Regarding the future of the market, maintaining a high level of profitability will require disciplined underwriters who offer coverage based on exposures, and not resort to cutting rates to win market share, according to Wendy Baker, president of Lloyd's America Inc. in New York.

Ms. Baker attributed this sort of discipline as the tool that helped the industry see profits in 2005, despite the losses from Hurricane Katrina. "We have someone who puts their foot on the brake," she said. "We have people here saying you have to hold back."

In addition the changing insurance market, likely changes in how terrorism risks are covered is also a concern for insurers and policyholders, according to the panelists.

With the Terrorism Risk Insurance Extension Act set to expire in 2007, the insurance industry will need to agree on the best way to handle the risk associated with terrorist attacks.

Ms. Baker said some companies are lobbying the government hard to continue to act as a backstop in the event of a major terrorist attack, others are hunting for other options and a few are eager to dismiss the act altogether.

"The problem in the industry is we are all over the map on what we want," she said. Meanwhile, there have been no recent moves in Congress to provide hope for proponents who want to see the federal law extended beyond 2007.

But for policyholders, that may not even matter, Ms. Baker said.

"In the end, the government will pay the bills," she said. "If we're all out of business or dead, the government gets the bill."

As for the industry's handling of the series of investigations by New York State Attorney General Eliot Spitzer, the new standards have resulted in the industry's own examination of practices, according to panelists.

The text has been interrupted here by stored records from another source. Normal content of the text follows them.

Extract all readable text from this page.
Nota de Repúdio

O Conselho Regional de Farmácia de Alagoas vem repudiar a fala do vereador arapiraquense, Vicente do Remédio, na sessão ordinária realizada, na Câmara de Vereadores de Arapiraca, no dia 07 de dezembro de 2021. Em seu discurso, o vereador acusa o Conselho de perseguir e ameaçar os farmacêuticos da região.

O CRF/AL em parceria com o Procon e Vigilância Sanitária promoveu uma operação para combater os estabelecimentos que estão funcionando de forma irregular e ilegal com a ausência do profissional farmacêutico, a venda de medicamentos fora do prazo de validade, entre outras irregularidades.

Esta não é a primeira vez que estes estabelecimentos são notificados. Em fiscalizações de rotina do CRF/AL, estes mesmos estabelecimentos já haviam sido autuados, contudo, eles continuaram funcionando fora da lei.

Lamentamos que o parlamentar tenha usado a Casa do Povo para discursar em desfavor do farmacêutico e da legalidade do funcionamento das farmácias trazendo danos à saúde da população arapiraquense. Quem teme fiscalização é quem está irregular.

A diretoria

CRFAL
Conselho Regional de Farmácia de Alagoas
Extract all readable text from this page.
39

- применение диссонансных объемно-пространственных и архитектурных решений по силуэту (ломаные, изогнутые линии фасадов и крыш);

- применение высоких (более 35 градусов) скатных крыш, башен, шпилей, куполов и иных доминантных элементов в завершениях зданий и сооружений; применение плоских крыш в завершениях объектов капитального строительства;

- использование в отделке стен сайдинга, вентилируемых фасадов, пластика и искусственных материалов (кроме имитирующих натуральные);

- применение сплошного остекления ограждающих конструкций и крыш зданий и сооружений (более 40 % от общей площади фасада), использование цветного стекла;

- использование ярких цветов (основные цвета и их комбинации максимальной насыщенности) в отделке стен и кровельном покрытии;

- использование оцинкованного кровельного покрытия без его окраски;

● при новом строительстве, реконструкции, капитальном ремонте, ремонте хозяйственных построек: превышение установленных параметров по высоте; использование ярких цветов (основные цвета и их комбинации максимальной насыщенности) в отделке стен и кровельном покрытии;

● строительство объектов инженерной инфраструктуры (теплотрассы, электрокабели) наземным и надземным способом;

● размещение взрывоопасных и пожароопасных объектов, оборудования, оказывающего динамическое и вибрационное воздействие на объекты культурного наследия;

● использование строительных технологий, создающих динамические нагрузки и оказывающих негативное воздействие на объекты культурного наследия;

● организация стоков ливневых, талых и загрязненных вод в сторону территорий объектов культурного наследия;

"It forced us to evaluate how we were doing business," said Brian Kawamoto, executive vp and managing director of Lockton Cos. in Kansas City, Mo. "Today, we are clean and we have communicated that to our clients. (But) it hasn't required a fundamental change in how we do business."

To one panelist, this ripple of change brought on by the Spitzer probe isn't enough.

"I'm still very disappointed that the industry hasn't taken a holistic view on how they do business," argued Susan Meltzer, assistant vp of risk management for Aviva Canada Inc. in Toronto.

"There hasn't been a breakthrough in the industry...Things are going to come out," she said. "There are a lot of business practices that--if put under the microscope--wouldn't pass the smell test."